Rumah Sella (dan Armand) bukan termaksuk tipe rumah minimalis yang desain-desainnya kerap di temui di pusat kota. Rumahnya terletak di ujung kota, perumahan sederhana yang nyaman dan lumayan asri karena masih jauh dari asap polusi pabrik dan kendaraan. Berada di dataran tinggi, rumah Sella (dan Armand) terletak tepat di depan perbukitan. Di kala akhir pekan, tak jarang Sella dan Armand menikmati waktunya dengan berjalan-jalan ke bukit, menghitung jumlah tenda murid-murid SMA yang sedang melakukan camping disana. Sella selalu menyukai angka genap.
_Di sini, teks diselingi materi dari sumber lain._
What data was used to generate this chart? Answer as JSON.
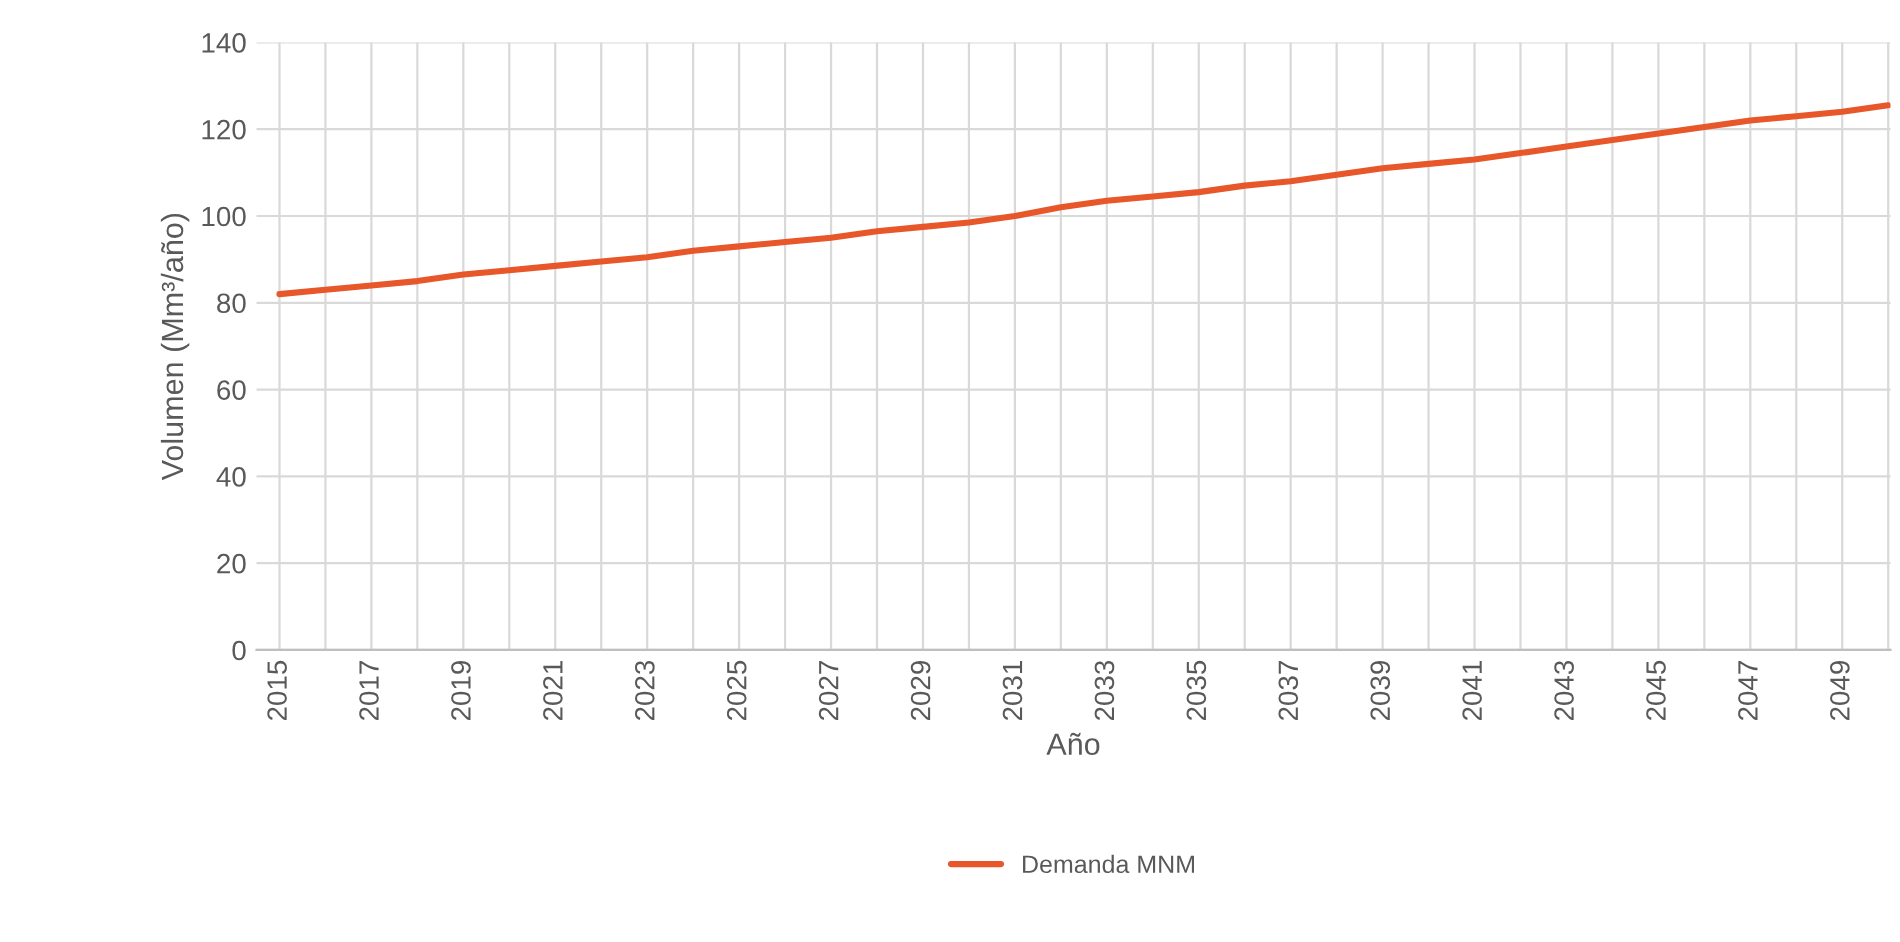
{
  "chart_data": {
    "type": "line",
    "xlabel": "Año",
    "ylabel": "Volumen (Mm³/año)",
    "categories": [
      "2015",
      null,
      "2017",
      null,
      "2019",
      null,
      "2021",
      null,
      "2023",
      null,
      "2025",
      null,
      "2027",
      null,
      "2029",
      null,
      "2031",
      null,
      "2033",
      null,
      "2035",
      null,
      "2037",
      null,
      "2039",
      null,
      "2041",
      null,
      "2043",
      null,
      "2045",
      null,
      "2047",
      null,
      "2049",
      null
    ],
    "series": [
      {
        "name": "Demanda MNM",
        "color": "#e8572a",
        "values": [
          82,
          83,
          84,
          85,
          86.5,
          87.5,
          88.5,
          89.5,
          90.5,
          92,
          93,
          94,
          95,
          96.5,
          97.5,
          98.5,
          100,
          102,
          103.5,
          104.5,
          105.5,
          107,
          108,
          109.5,
          111,
          112,
          113,
          114.5,
          116,
          117.5,
          119,
          120.5,
          122,
          123,
          124,
          125.5
        ]
      }
    ],
    "ylim": [
      0,
      140
    ],
    "yticks": [
      0,
      20,
      40,
      60,
      80,
      100,
      120,
      140
    ],
    "grid": true,
    "legend": "bottom",
    "marker": "none",
    "line_style": "solid"
  }
}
Kalau jumlah tenda yang mereka hitung genap, Armand akan mengajaknya ke Mostach, mentraktirnya bergelas-gelas es krim sampai ia kekenayangan dan tidak makan sampai siang keesokan harinya. Namun jika jumlah tenda yang mereka hitung ganjil, giliran Sella yang akan mentraktir Armand sebaskom es krim.
Armand lagi. Seluruh detail ruangan di rumah ini mengingatkannya pada Armand.
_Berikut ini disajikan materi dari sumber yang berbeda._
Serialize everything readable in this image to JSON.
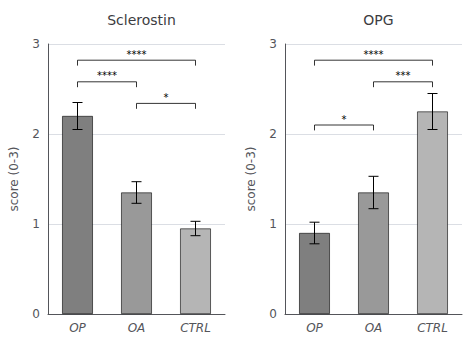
{
  "chart_data": [
    {
      "type": "bar",
      "title": "Sclerostin",
      "categories": [
        "OP",
        "OA",
        "CTRL"
      ],
      "values": [
        2.2,
        1.35,
        0.95
      ],
      "errors": [
        0.15,
        0.12,
        0.08
      ],
      "ylabel": "score (0-3)",
      "ylim": [
        0,
        3
      ],
      "yticks": [
        0,
        1,
        2,
        3
      ],
      "colors": [
        "#7f7f7f",
        "#999999",
        "#b5b5b5"
      ],
      "annotations": [
        {
          "x1": "OP",
          "x2": "CTRL",
          "y": 2.82,
          "label": "****"
        },
        {
          "x1": "OP",
          "x2": "OA",
          "y": 2.58,
          "label": "****"
        },
        {
          "x1": "OA",
          "x2": "CTRL",
          "y": 2.34,
          "label": "*"
        }
      ]
    },
    {
      "type": "bar",
      "title": "OPG",
      "categories": [
        "OP",
        "OA",
        "CTRL"
      ],
      "values": [
        0.9,
        1.35,
        2.25
      ],
      "errors": [
        0.12,
        0.18,
        0.2
      ],
      "ylabel": "score (0-3)",
      "ylim": [
        0,
        3
      ],
      "yticks": [
        0,
        1,
        2,
        3
      ],
      "colors": [
        "#7f7f7f",
        "#999999",
        "#b5b5b5"
      ],
      "annotations": [
        {
          "x1": "OP",
          "x2": "CTRL",
          "y": 2.82,
          "label": "****"
        },
        {
          "x1": "OA",
          "x2": "CTRL",
          "y": 2.58,
          "label": "***"
        },
        {
          "x1": "OP",
          "x2": "OA",
          "y": 2.1,
          "label": "*"
        }
      ]
    }
  ]
}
Sella menaiki anak tangga terakhir dan mendapati lantai dua rumahnya tidak begitu berantakan dibandingkan lantai bawah. Ia lalu masuk ke ruang kerja Armand. Sebenarnya tidak sepenuhnya ruang kerja Armand, ruang itu juga merangkap sebagai ruang kreasi Sella. Selain mahir di dunia digital marketing, Sella juga berbakat dalam bidang seni. Di ruang kreasi, Sella menyimpan beberapa lukisan dan kreasi rajutannya. Ruangan seluas empat kali enam itu nampak nyaman dan cozy. Siapapun yang masuk ke ruangan ini pasti akan betah berlama-lama didalamnya.
Sella duduk di sebuah kursi kayu berbantal yang empuk. Ia memandang sekitar dan tiba-tiba merasakan atmosfer aneh: ia rindu kehadiran Armand. Matanya menyapu sekeliling ruangan: ruangan itu bernuansa alam, dengan cat tembok berwarna putih tulang di dua sisi, dan dua sisi lainnya yang berupa deretan batu bata berlapis cat transparan yang menimbulkan kesan natural. Lukisan Sella berderet tak beraturan menghiasi dinding-dinding itu, disambut dengan kumpulan foto-foto Sella dan Armand yang dibingkai kayu berukir yang indah. Foto itu merangkum perjalanan kisah mereka.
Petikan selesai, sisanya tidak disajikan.